Les grands malheurs ne m'attristent guère, dit Jean Bridelle, un
vieux garçon qui passait pour sceptique. J'ai vu la guerre de bien
près; j'enjambais les corps sans apitoiement. Les fortes
brutalités de la nature ou des hommes peuvent nous faire pousser des
cris d'horreur ou d'indignation, mais ne nous donnent point ce pincement au
coeur, ce frisson qui vous passe dans le dos à la vue de certaines
petites choses navrantes.
La plus violente douleur qu'on puisse
éprouver, certes, est la perte d'un enfant pour une mère, et
la perte de la mère pour un homme.
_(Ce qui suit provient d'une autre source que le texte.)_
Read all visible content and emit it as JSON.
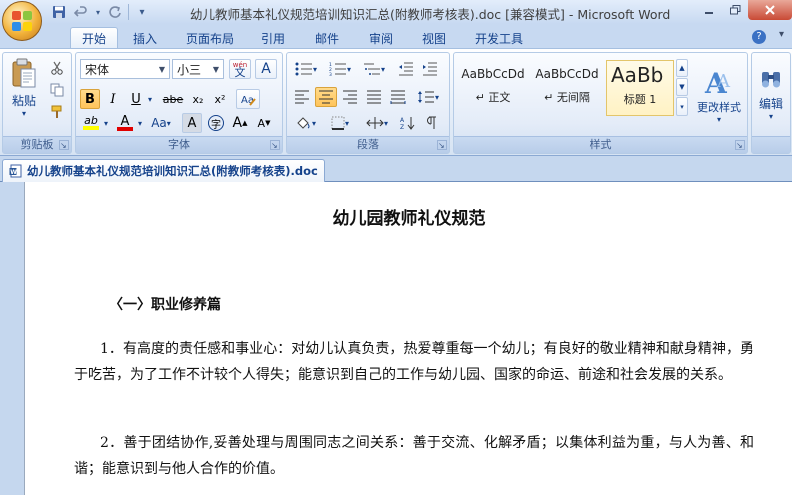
{
  "window": {
    "title": "幼儿教师基本礼仪规范培训知识汇总(附教师考核表).doc [兼容模式] - Microsoft Word"
  },
  "qat": {
    "save_icon": "save-icon",
    "undo_icon": "undo-icon",
    "redo_icon": "redo-icon",
    "customize_icon": "chevron-down-icon"
  },
  "tabs": [
    "开始",
    "插入",
    "页面布局",
    "引用",
    "邮件",
    "审阅",
    "视图",
    "开发工具"
  ],
  "ribbon": {
    "clipboard": {
      "label": "剪贴板",
      "paste_label": "粘贴"
    },
    "font": {
      "label": "字体",
      "font_name": "宋体",
      "font_size": "小三",
      "wen_label": "wén",
      "wen_char": "文",
      "a_char": "A",
      "aa_char": "Aa",
      "bold": "B",
      "italic": "I",
      "underline": "U",
      "strike": "abe",
      "subscript": "x₂",
      "superscript": "x²",
      "highlight": "ab",
      "fontcolor": "A",
      "charshade": "A",
      "enclose": "字",
      "grow": "A",
      "shrink": "A"
    },
    "paragraph": {
      "label": "段落"
    },
    "styles": {
      "label": "样式",
      "items": [
        {
          "preview": "AaBbCcDd",
          "name": "↵ 正文"
        },
        {
          "preview": "AaBbCcDd",
          "name": "↵ 无间隔"
        },
        {
          "preview": "AaBb",
          "name": "标题 1"
        }
      ],
      "change_label": "更改样式"
    },
    "editing": {
      "label": "编辑"
    }
  },
  "doc_tab": {
    "label": "幼儿教师基本礼仪规范培训知识汇总(附教师考核表).doc"
  },
  "document": {
    "title": "幼儿园教师礼仪规范",
    "section": "〈一〉职业修养篇",
    "paragraphs": [
      "1．有高度的责任感和事业心：对幼儿认真负责，热爱尊重每一个幼儿；有良好的敬业精神和献身精神，勇于吃苦，为了工作不计较个人得失；能意识到自己的工作与幼儿园、国家的命运、前途和社会发展的关系。",
      "2．善于团结协作,妥善处理与周围同志之间关系：善于交流、化解矛盾；以集体利益为重，与人为善、和谐；能意识到与他人合作的价值。"
    ]
  },
  "colors": {
    "ribbon_text": "#15428b",
    "title_bar": "#c7d9f1",
    "active_highlight": "#ffc45a"
  }
}
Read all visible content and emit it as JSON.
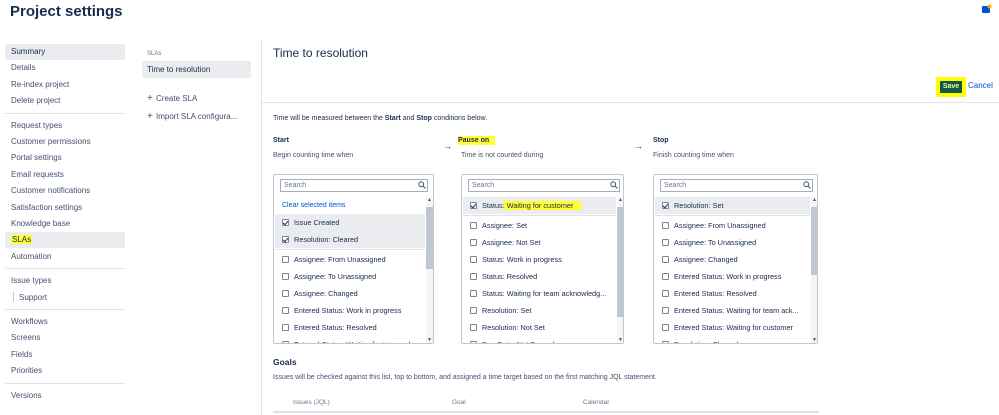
{
  "header": {
    "title": "Project settings",
    "help_icon": "notification-bell-icon"
  },
  "sidebar": {
    "groups": [
      [
        "Summary",
        "Details",
        "Re-index project",
        "Delete project"
      ],
      [
        "Request types",
        "Customer permissions",
        "Portal settings",
        "Email requests",
        "Customer notifications",
        "Satisfaction settings",
        "Knowledge base",
        "SLAs",
        "Automation"
      ],
      [
        "Issue types",
        "Support"
      ],
      [
        "Workflows",
        "Screens",
        "Fields",
        "Priorities"
      ],
      [
        "Versions"
      ]
    ]
  },
  "sla_panel": {
    "heading": "SLAs",
    "selected": "Time to resolution",
    "create": "Create SLA",
    "import": "Import SLA configura..."
  },
  "main": {
    "title": "Time to resolution",
    "save": "Save",
    "cancel": "Cancel",
    "intro_1": "Time will be measured between the ",
    "intro_start": "Start",
    "intro_2": " and ",
    "intro_stop": "Stop",
    "intro_3": " conditions below."
  },
  "conditions": {
    "start": {
      "title": "Start",
      "subtitle": "Begin counting time when",
      "search_placeholder": "Search",
      "clear": "Clear selected items",
      "selected": [
        "Issue Created",
        "Resolution: Cleared"
      ],
      "items": [
        "Assignee: From Unassigned",
        "Assignee: To Unassigned",
        "Assignee: Changed",
        "Entered Status: Work in progress",
        "Entered Status: Resolved",
        "Entered Status: Waiting for team ack..."
      ]
    },
    "pause": {
      "title": "Pause on",
      "subtitle": "Time is not counted during",
      "search_placeholder": "Search",
      "selected_prefix": "Status",
      "selected_rest": ": Waiting for customer",
      "items": [
        "Assignee: Set",
        "Assignee: Not Set",
        "Status: Work in progress",
        "Status: Resolved",
        "Status: Waiting for team acknowledg...",
        "Resolution: Set",
        "Resolution: Not Set",
        "Due Date: Not Passed"
      ]
    },
    "stop": {
      "title": "Stop",
      "subtitle": "Finish counting time when",
      "search_placeholder": "Search",
      "selected": [
        "Resolution: Set"
      ],
      "items": [
        "Assignee: From Unassigned",
        "Assignee: To Unassigned",
        "Assignee: Changed",
        "Entered Status: Work in progress",
        "Entered Status: Resolved",
        "Entered Status: Waiting for team ack...",
        "Entered Status: Waiting for customer",
        "Resolution: Cleared"
      ]
    }
  },
  "goals": {
    "title": "Goals",
    "description": "Issues will be checked against this list, top to bottom, and assigned a time target based on the first matching JQL statement.",
    "columns": [
      "Issues (JQL)",
      "Goal",
      "Calendar"
    ]
  },
  "colors": {
    "highlight": "#ffff33",
    "save_bg": "#0b5a4a",
    "link": "#0052cc"
  }
}
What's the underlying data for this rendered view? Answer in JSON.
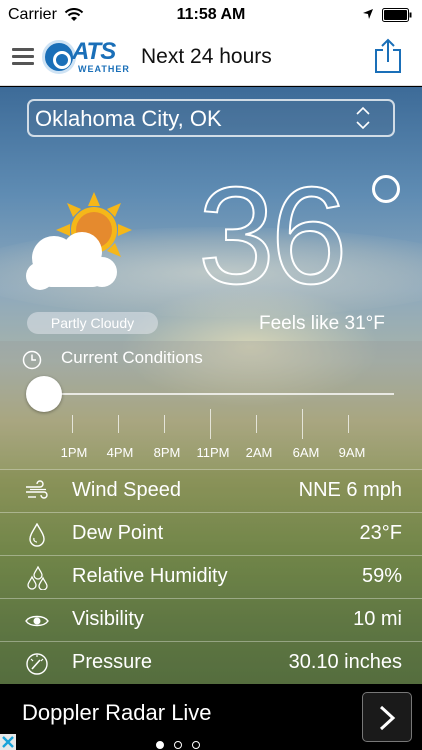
{
  "status_bar": {
    "carrier": "Carrier",
    "time": "11:58 AM"
  },
  "nav": {
    "title": "Next 24 hours",
    "logo_text": "ATS",
    "logo_sub": "WEATHER"
  },
  "location": {
    "selected": "Oklahoma City, OK"
  },
  "current": {
    "temperature": "36",
    "condition": "Partly Cloudy",
    "feels_like": "Feels like  31°F",
    "icon": "partly-cloudy-icon"
  },
  "timeline": {
    "title": "Current Conditions",
    "slider_position": 0,
    "ticks": [
      "1PM",
      "4PM",
      "8PM",
      "11PM",
      "2AM",
      "6AM",
      "9AM"
    ]
  },
  "conditions": [
    {
      "icon": "wind-icon",
      "label": "Wind Speed",
      "value": "NNE 6 mph"
    },
    {
      "icon": "dew-drop-icon",
      "label": "Dew Point",
      "value": "23°F"
    },
    {
      "icon": "humidity-drops-icon",
      "label": "Relative Humidity",
      "value": "59%"
    },
    {
      "icon": "eye-icon",
      "label": "Visibility",
      "value": "10 mi"
    },
    {
      "icon": "gauge-icon",
      "label": "Pressure",
      "value": "30.10 inches"
    }
  ],
  "ad": {
    "title": "Doppler Radar Live",
    "pages": 3,
    "active_page": 0
  },
  "colors": {
    "accent": "#1a6fb8",
    "sun": "#f5b719",
    "sun_core": "#e58a2e"
  }
}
Cela est violent, terrible, cela
bouleverse et déchire; mais on guérit de ces catastrophes
comme des larges blessures saignantes. Or, certaines rencontres, certaines
choses entr'aperçues, devinées, certains chagrins secrets,
certaines perfidies du sort, qui remuent en nous tout un monde douloureux
de pensées, qui entr'ouvrent devant nous brusquement la porte
mystérieuse des souffrances morales, compliquées, incurables,
d'autant plus profondes qu'elles semblent bénignes, d'autant plus
cuisantes qu'elles semblent presque insaisissables, d'autant plus tenaces
qu'elles semblent factices, nous laissent à l'âme comme une
traînée de tristesse, un goût d'amertume, une sensation
de désenchantement dont nous sommes longtemps à nous
débarrasser.
J'ai toujours devant les yeux deux ou trois
choses que d'autres n'eussent point remarquées assurément, et
qui sont entrées en moi comme de longues et minces piqûres
inguérissables.
Vous ne comprendriez peut-être pas
l'émotion qui m'est restée de ces rapides impressions. Je ne
vous en dirai qu'une. Elle est très vieille, mais vive comme d'hier.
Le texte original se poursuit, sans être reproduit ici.